Just as long as they don't have any of that fun on the field, apparently.
What was a very entertaining first edition of the Pinstripe Bowl at Yankee Stadium was marred on Thursday evening when an unsportsmanlike conduct penalty was called on Kansas State wide receiver Adrian Hilburn for what was deemed a celebration after scoring a touchdown in the final minutes. That celebration was a military-style salute to the crowd after scoring the touchdown that brought his team to within two points and gave Kansas State a chance to tie the game with a two-point conversion.
Instead the Wildcats were backed up 15 yards and forced to go for two from the 18-yard line. An incomplete pass later, and Syracuse left the Bronx with a 36-34 win.
It was a terrible call, and at possibly the worst time it could have been made. Kansas State fans, and college football fans have every right to be angry with the official who made the call, and reportedly told Hilburn "wrong choice, buddy" as he threw the flag. Still, we can all be as angry with the official as we want to be, but I worry that we might be shooting the messenger here.
Yes, it was a terrible call, but the penalty wasn't what's truly terrible about all of this. The fact that a player celebrating a touchdown is illegal in the first place is what's truly terrible.

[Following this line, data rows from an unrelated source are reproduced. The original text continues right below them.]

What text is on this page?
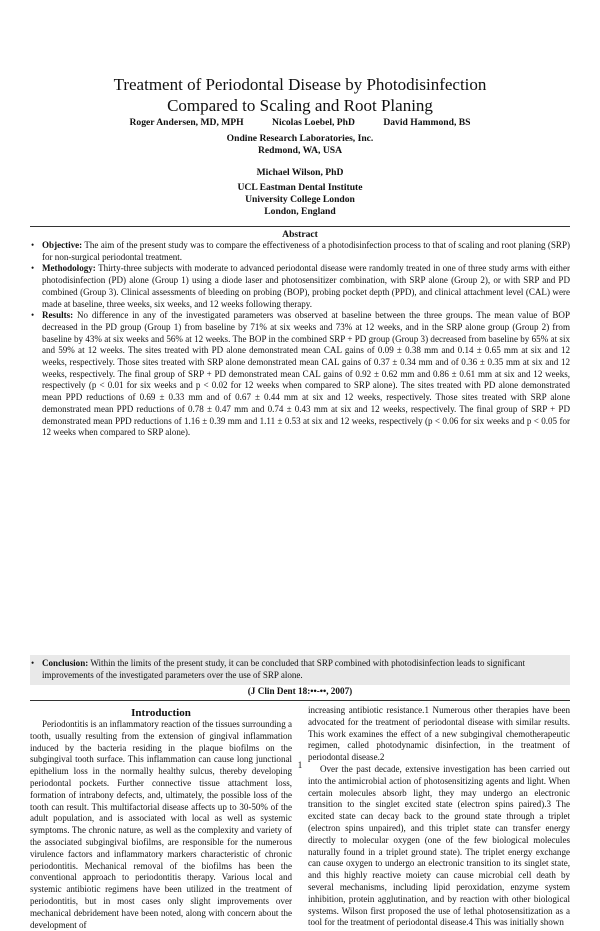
Treatment of Periodontal Disease by Photodisinfection
Compared to Scaling and Root Planing
Roger Andersen, MD, MPH	Nicolas Loebel, PhD	David Hammond, BS
Ondine Research Laboratories, Inc.
Redmond, WA, USA
Michael Wilson, PhD
UCL Eastman Dental Institute
University College London
London, England
Abstract

• Objective: The aim of the present study was to compare the effectiveness of a photodisinfection process to that of scaling and root planing (SRP) for non-surgical periodontal treatment.

• Methodology: Thirty-three subjects with moderate to advanced periodontal disease were randomly treated in one of three study arms with either photodisinfection (PD) alone (Group 1) using a diode laser and photosensitizer combination, with SRP alone (Group 2), or with SRP and PD combined (Group 3). Clinical assessments of bleeding on probing (BOP), probing pocket depth (PPD), and clinical attachment level (CAL) were made at baseline, three weeks, six weeks, and 12 weeks following therapy.

• Results: No difference in any of the investigated parameters was observed at baseline between the three groups. The mean value of BOP decreased in the PD group (Group 1) from baseline by 71% at six weeks and 73% at 12 weeks, and in the SRP alone group (Group 2) from baseline by 43% at six weeks and 56% at 12 weeks. The BOP in the combined SRP + PD group (Group 3) decreased from baseline by 65% at six and 59% at 12 weeks. The sites treated with PD alone demonstrated mean CAL gains of 0.09 ± 0.38 mm and 0.14 ± 0.65 mm at six and 12 weeks, respectively. Those sites treated with SRP alone demonstrated mean CAL gains of 0.37 ± 0.34 mm and of 0.36 ± 0.35 mm at six and 12 weeks, respectively. The final group of SRP + PD demonstrated mean CAL gains of 0.92 ± 0.62 mm and 0.86 ± 0.61 mm at six and 12 weeks, respectively (p < 0.01 for six weeks and p < 0.02 for 12 weeks when compared to SRP alone). The sites treated with PD alone demonstrated mean PPD reductions of 0.69 ± 0.33 mm and of 0.67 ± 0.44 mm at six and 12 weeks, respectively. Those sites treated with SRP alone demonstrated mean PPD reductions of 0.78 ± 0.47 mm and 0.74 ± 0.43 mm at six and 12 weeks, respectively. The final group of SRP + PD demonstrated mean PPD reductions of 1.16 ± 0.39 mm and 1.11 ± 0.53 at six and 12 weeks, respectively (p < 0.06 for six weeks and p < 0.05 for 12 weeks when compared to SRP alone).

• Conclusion: Within the limits of the present study, it can be concluded that SRP combined with photodisinfection leads to significant improvements of the investigated parameters over the use of SRP alone.

(J Clin Dent 18:••-••, 2007)
Introduction
Periodontitis is an inflammatory reaction of the tissues surrounding a tooth, usually resulting from the extension of gingival inflammation induced by the bacteria residing in the plaque biofilms on the subgingival tooth surface. This inflammation can cause long junctional epithelium loss in the normally healthy sulcus, thereby developing periodontal pockets. Further connective tissue attachment loss, formation of intrabony defects, and, ultimately, the possible loss of the tooth can result. This multifactorial disease affects up to 30-50% of the adult population, and is associated with local as well as systemic symptoms. The chronic nature, as well as the complexity and variety of the associated subgingival biofilms, are responsible for the numerous virulence factors and inflammatory markers characteristic of chronic periodontitis. Mechanical removal of the biofilms has been the conventional approach to periodontitis therapy. Various local and systemic antibiotic regimens have been utilized in the treatment of periodontitis, but in most cases only slight improvements over mechanical debridement have been noted, along with concern about the development of

increasing antibiotic resistance.1 Numerous other therapies have been advocated for the treatment of periodontal disease with similar results. This work examines the effect of a new subgingival chemotherapeutic regimen, called photodynamic disinfection, in the treatment of periodontal disease.2

Over the past decade, extensive investigation has been carried out into the antimicrobial action of photosensitizing agents and light. When certain molecules absorb light, they may undergo an electronic transition to the singlet excited state (electron spins paired).3 The excited state can decay back to the ground state through a triplet (electron spins unpaired), and this triplet state can transfer energy directly to molecular oxygen (one of the few biological molecules naturally found in a triplet ground state). The triplet energy exchange can cause oxygen to undergo an electronic transition to its singlet state, and this highly reactive moiety can cause microbial cell death by several mechanisms, including lipid peroxidation, enzyme system inhibition, protein agglutination, and by reaction with other biological systems. Wilson first proposed the use of lethal photosensitization as a tool for the treatment of periodontal disease.4 This was initially shown

1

These are kids out there on the playing field, are they not? Maybe the NCAA and the schools forget that from time to time because they're so busy counting the money that these kids make for them. It's because of this stupid rule that a kid goes from the elation he was feeling for possibly saving the day for his teammates to wanting to crawl under a rock knowing that he just cost those teammates the game.
Is this the lesson that the NCAA is trying to teach its student-athletes?
I mean, I know that college football is big business. Hell, listen to any coach leading up to a bowl game and he'll tell you that his team is taking the approach that the bowl game is a "business trip." It's just I fear we've reached the point where we've forgotten that football is a game, and that college football is a game being played by college kids. For our entertainment.
If the NCAA wants its student-athletes to start behaving like professionals, then maybe the NCAA should start paying them like they're professionals.